In parallel, Russia has also been actively upgrading its nuclear forces to enhance its national security.  President Vladimir Putin, in 2018, had unveiled the Avangard program, consisting of nuclear armed hypersonic glide vehicles (HGVs) which are nearly impossible to intercept. In response, the US also started developing its long range hypersonic missile, Dark Eagle, to be fielded by the end of fiscal year 2025. Besides this, Russia also announced the development of unmanned, nuclear armed torpedo Poseidon capable of targeting at a longer range of 10,000 km, and an invincible nuclear-powered, nuclear armed intercontinental cruise missile Burevestnik having an unlimited range. Furthermore, Moscow revised its nuclear doctrine in 2024, further lowering the nuclear threshold, and reaffirmed its right to use nuclear weapons in response to any nuclear or conventional attack that jeopardizes the sovereignty of Russia or its allies.

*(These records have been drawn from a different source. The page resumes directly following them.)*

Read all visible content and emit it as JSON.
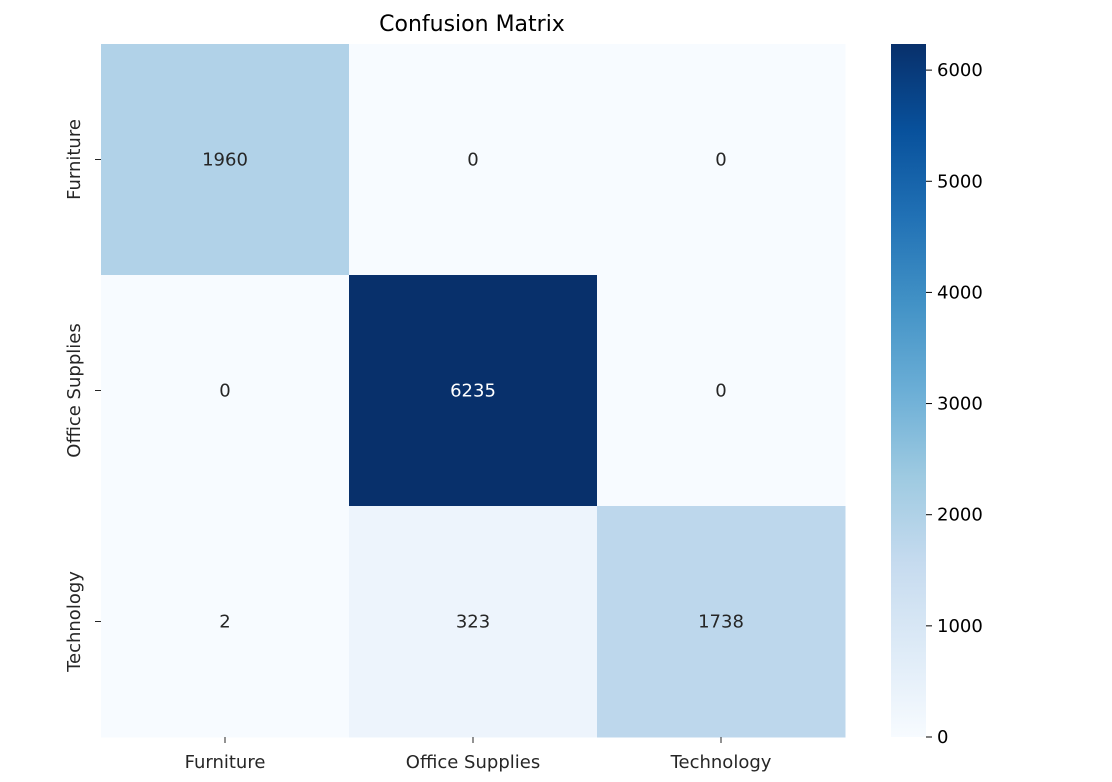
{
  "chart_data": {
    "type": "heatmap",
    "title": "Confusion Matrix",
    "xlabel": "",
    "ylabel": "",
    "x_categories": [
      "Furniture",
      "Office Supplies",
      "Technology"
    ],
    "y_categories": [
      "Furniture",
      "Office Supplies",
      "Technology"
    ],
    "values": [
      [
        1960,
        0,
        0
      ],
      [
        0,
        6235,
        0
      ],
      [
        2,
        323,
        1738
      ]
    ],
    "colormap": "Blues",
    "color_range": [
      0,
      6235
    ],
    "colorbar_ticks": [
      0,
      1000,
      2000,
      3000,
      4000,
      5000,
      6000
    ],
    "annotated": true,
    "grid": false
  }
}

Moreover, the geopolitical developments such as France extending the nuclear umbrella to Europe, the US deployment of the Aegis missile defense system in Poland, have raised concerns in Russia. On the other hand, Moscow has stationed its tactical nuclear weapons (TNW) on Belarus soil as part of its security. In addition, President Putin has announced plans to deploy Oreshnik, an intermediate-range hypersonic missile capable of carrying conventional as well as nuclear warheads in Belarus, which can reach the entirety of Europe. Similarly, most recently, Russia announced its intention to abandon the unilateral moratorium on the Intermediate-range Nuclear Forces (INF) Treaty, citing the deployment of intermediate range missiles by Washington in Europe and Asia. The move came following the announcement of the repositioning of nuclear submarines by President Trump as part of pressuring President Putin to put an end to war in Ukraine. These developments paint a bleak picture of the future of arms control between US and Russia as they not only breed mistrust but also incentivize the states to expand their arsenals in the absence of any verification, leading to a potential Cold War style arms race.

Given the strained relationships between the US and Russia due to on-going Ukraine war, the absence of communication and heightened mistrust, the expiry of the New START treaty with no follow-up or legally binding obligations, could result in both states significantly increasing their nuclear arsenals, exceeding the limits set by the treaty. This arms buildup signals a rapid shift in the geopolitical dynamics, further reducing the prospects of arms control and prompting each side to adopt an aggressive posture. These developments incentivize the states to expand their arsenals in the absence of any verification, potentially leading to the resurgence of a Cold War style arms race. To achieve lasting peace, formal talks between Russia and the US must once again be initiated to settle basic incompatibilities and build a new, holistic arms control regime.